The study is part of a fast-growing body of research on the pre-Columbian world of the Amazon basin. Historians and anthropologists once thought it inhabited only by small bands of primitive hunters and gatherers, with interior jungles and coastal floodplains unable to support large-scale agriculture and complex societies. That picture no longer seems accurate.
Scientists have shown that now-vanished people transformed the Amazon, using biochar to nourish jungle soils, and moving floodplain soils to create irrigation channels and planting beds. McKey’s findings expand the range of known coastal agriculture and take an in-depth look at the beneficial ecological changes it created.
“Human engineering, if we do it cleverly, can work together with natural ecosystem engineering,” said McKey.
In addition to 100-foot-long, water-diverting berms, they identified expanses of mounds covering hundreds of acres. From the air, the mounds were too symmetrical to be natural. On the ground, soil samples returned fossilized evidence of maize, squash and manioc.
The mounds appear to have been constructed from layers of surrounding topsoil, which was shoveled out and layered like cakes. That formed the basis of the mounds, which put crops above the flood line but that was only one part of the agricultural trick.
Species of ants and termites settled in the mounds, where their colonies wouldn’t flood. Their burrowing aerated the soil, and plant matter foraged from surrounding areas enriched it further. As a result, the mounds acted like sponges for rainfall, and outsourced insect labor made them rich in key fertilizer nutrients of nitrogen, potassium and calcium. The root systems of perennial plants kept the mound structures intact, and likely did so when mounds were rotated out of production.
McKey is reluctant to speculate on how many people were supported by mound agriculture. A conservative guess based on crop yields from modern raised-bed farming experiments put the figure at one person for every two acres of farmland. That’s a very rough estimate, but enough to suggest that the farmers were not just small, family-based tribes.
More important than exact numbers is the evidence of agricultural success in a region that’s not considered suitable for modern agriculture. McKey thinks today’s farmers could learn from ancient tricks, and supplement them with modern tools.

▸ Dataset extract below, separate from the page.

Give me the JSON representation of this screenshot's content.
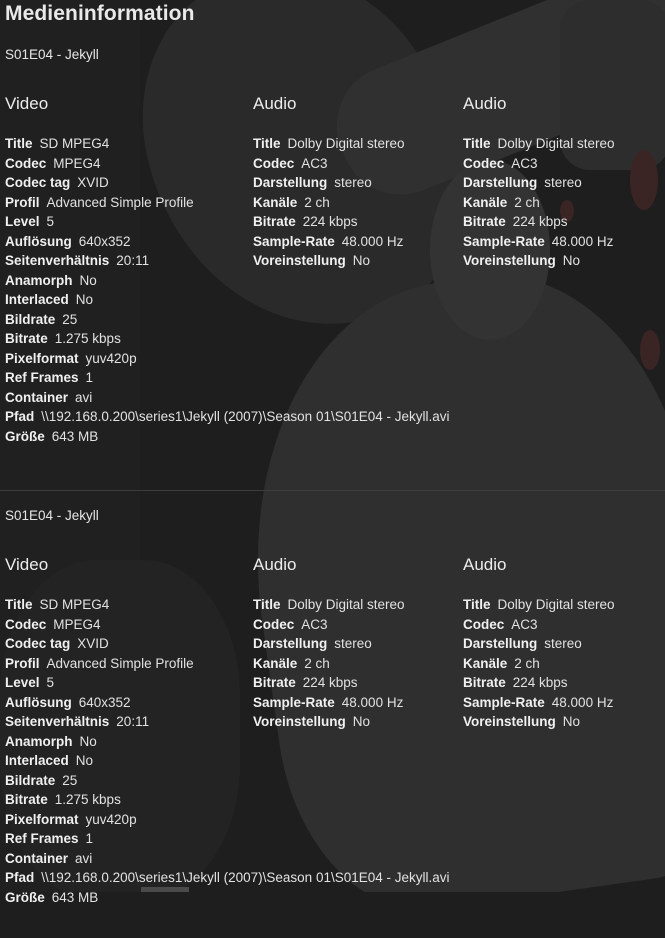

As for the original inhabitants, little is known. They belonged to so-called Arauquinoid cultures, which emerged 1,500 years ago and vanished shortly before the arrival of Europeans. Whether they left descendants is unknown. They’re known only from a single wooden shove, some ceramic fragments and their farms.
“When people modified these ecosystems long ago, they changed the way the ecosystems work. We can use that knowledge,” said McKey.